The likely scenario will see Taurua finish with the Lightning and stay on to progress her vision for New Zealand netball as a whole. But there are no guarantees.
Given her bargaining position the terms of a potential reappointment will have to be right.
"At the moment things are up in the air," Taurua said. "I haven't got to that stage yet. I've just been so committed to each programme and making sure I do that with the best. It's been a hard road for 11 months.
"I've got a lot of things happening in my life including my family so I've got to suss things out."
Veteran Ferns defender Casey Kopua, coaxed out of retirement by Taurua to return for this World Cup, wants her long-time mentor to stay on but also appreciates how important other areas of her life are.
"I wouldn't be here if it wasn't for her," Kopua said. "She knows how to bring 12 players together and get the best out in them and find out what you've got and what you're going to bring, no matter what. That's something I've never seen another coach do.
"We had no dickheads in our team so it was easy. There was no babysitting or managing people everyone was just there for the right reason and that's why she's such a good coach because she brings out the best in people but can also see on court if something is not quite right and make that change.

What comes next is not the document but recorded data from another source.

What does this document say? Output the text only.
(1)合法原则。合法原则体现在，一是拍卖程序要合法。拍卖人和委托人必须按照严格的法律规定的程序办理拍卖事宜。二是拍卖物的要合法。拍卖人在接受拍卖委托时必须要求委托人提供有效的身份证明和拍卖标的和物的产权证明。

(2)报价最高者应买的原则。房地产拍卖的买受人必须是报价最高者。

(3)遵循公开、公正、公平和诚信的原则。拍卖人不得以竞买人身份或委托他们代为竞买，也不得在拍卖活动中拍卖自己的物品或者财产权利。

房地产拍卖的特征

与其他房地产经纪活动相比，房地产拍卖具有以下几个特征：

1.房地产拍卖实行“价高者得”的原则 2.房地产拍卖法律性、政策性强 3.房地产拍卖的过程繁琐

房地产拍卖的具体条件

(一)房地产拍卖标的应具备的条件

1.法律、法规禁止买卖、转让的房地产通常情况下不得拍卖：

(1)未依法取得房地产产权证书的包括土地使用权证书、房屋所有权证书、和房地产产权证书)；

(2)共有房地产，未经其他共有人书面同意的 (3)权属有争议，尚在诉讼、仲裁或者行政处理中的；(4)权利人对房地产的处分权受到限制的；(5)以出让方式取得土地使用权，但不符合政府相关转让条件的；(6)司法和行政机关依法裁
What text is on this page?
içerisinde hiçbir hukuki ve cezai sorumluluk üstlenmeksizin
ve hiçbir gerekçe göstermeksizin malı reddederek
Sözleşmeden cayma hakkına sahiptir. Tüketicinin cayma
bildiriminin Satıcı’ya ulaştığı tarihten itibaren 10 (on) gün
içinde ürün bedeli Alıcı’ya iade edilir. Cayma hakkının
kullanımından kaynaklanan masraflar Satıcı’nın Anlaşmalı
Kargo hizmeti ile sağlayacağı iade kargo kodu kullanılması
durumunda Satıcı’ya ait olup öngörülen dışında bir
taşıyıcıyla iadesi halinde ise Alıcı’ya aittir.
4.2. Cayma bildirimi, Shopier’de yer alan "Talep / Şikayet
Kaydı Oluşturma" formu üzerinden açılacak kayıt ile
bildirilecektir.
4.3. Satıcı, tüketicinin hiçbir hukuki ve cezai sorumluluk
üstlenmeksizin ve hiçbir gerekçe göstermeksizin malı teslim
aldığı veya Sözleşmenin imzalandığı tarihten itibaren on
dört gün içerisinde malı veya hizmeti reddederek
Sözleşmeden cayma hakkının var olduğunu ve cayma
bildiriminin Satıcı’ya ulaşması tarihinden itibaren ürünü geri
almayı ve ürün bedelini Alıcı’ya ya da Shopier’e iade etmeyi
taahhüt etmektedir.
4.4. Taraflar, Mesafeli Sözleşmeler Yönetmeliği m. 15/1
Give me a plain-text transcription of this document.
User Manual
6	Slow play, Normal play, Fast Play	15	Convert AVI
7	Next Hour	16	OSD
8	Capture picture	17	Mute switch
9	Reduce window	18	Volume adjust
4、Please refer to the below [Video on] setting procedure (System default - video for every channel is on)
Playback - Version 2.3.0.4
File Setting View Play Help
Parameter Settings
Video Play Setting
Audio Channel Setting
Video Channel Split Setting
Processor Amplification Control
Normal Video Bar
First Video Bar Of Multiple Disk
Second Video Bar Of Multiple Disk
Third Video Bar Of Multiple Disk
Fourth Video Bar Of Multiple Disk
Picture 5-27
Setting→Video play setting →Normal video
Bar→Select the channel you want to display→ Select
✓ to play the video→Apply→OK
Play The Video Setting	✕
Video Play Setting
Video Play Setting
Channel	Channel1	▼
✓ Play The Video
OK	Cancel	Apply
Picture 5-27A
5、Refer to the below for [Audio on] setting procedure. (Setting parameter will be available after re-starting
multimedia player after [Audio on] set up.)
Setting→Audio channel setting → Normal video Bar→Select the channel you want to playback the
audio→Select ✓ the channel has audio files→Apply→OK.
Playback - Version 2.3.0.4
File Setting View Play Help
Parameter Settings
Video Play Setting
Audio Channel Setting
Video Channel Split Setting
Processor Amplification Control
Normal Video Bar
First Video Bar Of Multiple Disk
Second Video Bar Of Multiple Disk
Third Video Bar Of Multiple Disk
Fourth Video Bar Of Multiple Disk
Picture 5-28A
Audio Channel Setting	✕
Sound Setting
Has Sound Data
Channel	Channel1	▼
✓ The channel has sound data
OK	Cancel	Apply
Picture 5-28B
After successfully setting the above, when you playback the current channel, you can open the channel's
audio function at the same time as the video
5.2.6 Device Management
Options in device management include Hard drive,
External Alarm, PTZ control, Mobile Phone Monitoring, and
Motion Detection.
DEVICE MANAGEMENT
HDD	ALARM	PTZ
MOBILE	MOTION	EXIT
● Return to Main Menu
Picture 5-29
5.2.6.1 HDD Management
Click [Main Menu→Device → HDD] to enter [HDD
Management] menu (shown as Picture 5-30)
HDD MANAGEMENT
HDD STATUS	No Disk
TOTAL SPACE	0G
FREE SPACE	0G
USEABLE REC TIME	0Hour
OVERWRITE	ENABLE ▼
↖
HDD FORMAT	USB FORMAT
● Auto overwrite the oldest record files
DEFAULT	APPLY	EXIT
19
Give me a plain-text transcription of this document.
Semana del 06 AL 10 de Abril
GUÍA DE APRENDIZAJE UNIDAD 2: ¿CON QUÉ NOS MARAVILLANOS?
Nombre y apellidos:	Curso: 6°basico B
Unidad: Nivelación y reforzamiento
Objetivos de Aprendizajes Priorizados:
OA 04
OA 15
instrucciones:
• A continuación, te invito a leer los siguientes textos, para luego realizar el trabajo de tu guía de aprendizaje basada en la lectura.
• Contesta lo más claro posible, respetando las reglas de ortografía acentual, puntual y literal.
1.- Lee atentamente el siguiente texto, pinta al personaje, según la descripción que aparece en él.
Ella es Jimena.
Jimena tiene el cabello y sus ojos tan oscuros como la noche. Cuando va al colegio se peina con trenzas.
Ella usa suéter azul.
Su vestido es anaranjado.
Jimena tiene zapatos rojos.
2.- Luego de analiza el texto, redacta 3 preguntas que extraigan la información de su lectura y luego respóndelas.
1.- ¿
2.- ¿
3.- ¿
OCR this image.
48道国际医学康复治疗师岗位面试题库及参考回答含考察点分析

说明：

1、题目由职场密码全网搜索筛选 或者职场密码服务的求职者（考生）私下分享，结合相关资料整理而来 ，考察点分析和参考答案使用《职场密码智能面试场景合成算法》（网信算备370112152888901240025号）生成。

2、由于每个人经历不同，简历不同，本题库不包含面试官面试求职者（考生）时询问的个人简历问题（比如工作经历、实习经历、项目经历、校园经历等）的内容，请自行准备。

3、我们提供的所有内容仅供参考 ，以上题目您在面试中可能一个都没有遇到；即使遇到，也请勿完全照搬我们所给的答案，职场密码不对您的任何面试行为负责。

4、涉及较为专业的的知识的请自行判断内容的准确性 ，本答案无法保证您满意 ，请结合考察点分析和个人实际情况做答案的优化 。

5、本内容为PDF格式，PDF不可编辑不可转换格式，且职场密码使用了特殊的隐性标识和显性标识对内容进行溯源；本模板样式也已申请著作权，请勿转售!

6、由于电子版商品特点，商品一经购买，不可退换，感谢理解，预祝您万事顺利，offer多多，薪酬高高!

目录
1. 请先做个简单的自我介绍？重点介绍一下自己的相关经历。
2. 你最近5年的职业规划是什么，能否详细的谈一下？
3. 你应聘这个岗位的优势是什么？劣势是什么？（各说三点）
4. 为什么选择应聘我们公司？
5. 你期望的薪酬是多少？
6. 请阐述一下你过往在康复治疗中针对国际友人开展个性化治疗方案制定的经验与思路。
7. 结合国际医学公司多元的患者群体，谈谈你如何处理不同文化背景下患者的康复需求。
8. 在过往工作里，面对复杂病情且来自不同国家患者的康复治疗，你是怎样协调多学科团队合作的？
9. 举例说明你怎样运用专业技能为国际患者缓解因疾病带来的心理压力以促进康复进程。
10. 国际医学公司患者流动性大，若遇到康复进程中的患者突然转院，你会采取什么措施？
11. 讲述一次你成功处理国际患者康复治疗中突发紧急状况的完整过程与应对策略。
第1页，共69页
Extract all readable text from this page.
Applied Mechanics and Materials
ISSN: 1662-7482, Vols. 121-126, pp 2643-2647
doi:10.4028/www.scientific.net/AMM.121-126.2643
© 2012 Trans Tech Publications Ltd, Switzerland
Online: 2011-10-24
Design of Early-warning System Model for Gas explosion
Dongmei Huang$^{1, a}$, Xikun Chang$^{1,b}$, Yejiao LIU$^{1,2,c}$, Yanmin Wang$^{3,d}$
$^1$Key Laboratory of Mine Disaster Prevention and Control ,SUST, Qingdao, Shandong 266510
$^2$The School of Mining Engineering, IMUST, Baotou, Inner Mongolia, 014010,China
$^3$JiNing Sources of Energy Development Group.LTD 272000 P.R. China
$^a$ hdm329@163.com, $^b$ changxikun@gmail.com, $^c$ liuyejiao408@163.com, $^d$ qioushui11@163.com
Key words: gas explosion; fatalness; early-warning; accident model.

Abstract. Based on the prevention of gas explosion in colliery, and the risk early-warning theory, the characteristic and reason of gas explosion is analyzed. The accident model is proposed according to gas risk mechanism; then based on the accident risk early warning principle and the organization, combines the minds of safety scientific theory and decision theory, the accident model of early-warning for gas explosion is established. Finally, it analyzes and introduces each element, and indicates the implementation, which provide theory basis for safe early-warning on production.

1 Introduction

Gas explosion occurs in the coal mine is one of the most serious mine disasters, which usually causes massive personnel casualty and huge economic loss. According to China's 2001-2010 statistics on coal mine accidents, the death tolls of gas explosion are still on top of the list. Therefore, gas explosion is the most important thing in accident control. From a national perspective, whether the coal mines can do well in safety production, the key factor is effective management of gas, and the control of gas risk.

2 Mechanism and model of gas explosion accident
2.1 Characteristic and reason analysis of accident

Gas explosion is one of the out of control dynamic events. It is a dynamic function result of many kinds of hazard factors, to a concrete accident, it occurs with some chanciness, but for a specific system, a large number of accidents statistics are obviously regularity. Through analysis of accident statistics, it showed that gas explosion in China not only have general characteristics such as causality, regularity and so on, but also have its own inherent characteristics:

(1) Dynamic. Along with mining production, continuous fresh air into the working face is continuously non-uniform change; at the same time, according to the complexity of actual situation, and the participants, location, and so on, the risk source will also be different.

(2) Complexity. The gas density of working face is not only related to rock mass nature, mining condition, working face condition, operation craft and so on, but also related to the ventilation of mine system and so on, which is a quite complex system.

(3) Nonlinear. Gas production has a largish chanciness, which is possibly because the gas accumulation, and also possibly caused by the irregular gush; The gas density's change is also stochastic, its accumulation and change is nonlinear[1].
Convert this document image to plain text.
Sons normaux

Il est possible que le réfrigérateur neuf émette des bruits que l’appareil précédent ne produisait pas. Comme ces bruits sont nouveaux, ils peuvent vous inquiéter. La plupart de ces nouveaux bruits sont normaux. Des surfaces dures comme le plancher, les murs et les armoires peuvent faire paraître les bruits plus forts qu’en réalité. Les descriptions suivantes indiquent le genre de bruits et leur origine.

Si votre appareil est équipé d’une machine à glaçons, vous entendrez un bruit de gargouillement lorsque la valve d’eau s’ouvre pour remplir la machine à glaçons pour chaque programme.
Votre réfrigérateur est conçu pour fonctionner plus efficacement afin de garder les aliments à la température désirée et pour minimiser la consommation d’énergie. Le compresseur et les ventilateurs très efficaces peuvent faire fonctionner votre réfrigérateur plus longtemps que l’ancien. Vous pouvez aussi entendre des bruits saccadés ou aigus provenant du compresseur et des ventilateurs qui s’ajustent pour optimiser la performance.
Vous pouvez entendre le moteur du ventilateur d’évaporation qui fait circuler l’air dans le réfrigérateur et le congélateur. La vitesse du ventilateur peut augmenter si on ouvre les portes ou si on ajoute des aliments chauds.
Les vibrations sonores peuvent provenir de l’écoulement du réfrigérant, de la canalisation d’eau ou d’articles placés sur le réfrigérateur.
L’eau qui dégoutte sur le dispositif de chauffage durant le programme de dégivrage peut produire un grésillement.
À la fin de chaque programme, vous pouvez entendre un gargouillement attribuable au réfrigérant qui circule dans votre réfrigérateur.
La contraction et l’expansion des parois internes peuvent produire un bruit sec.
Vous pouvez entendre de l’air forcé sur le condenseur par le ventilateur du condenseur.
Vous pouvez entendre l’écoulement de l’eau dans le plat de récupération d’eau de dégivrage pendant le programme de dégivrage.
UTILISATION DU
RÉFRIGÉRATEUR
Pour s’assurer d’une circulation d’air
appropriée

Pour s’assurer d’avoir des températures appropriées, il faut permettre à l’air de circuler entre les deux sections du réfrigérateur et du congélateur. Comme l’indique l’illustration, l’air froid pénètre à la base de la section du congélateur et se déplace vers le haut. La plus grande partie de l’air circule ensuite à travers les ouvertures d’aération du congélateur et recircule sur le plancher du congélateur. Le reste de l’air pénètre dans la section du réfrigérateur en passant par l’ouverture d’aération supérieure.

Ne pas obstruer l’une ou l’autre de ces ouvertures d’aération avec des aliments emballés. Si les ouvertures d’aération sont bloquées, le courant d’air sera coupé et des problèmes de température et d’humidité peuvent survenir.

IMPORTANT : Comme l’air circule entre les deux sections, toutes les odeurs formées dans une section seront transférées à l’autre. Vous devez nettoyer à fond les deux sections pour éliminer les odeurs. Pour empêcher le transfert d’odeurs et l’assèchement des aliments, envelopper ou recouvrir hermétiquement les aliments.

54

"She's pretty special. She goes outside the box which some coaches don't do. Definitely the best coach I've ever been coached by.
"I hope she does stay on but I know her and I know in her gut and in her heart that family comes first so whatever she does decide we'll back her 100 per cent. What she has installed in the ones that are still there will carry that on. They know what it should be like and how things are done."
Fern captain Laura Langman also returned to the New Zealand team after Taurua's appointment.
"She is amazing. I can't put her into words," Langman said. "We're lucky she's a Kiwi."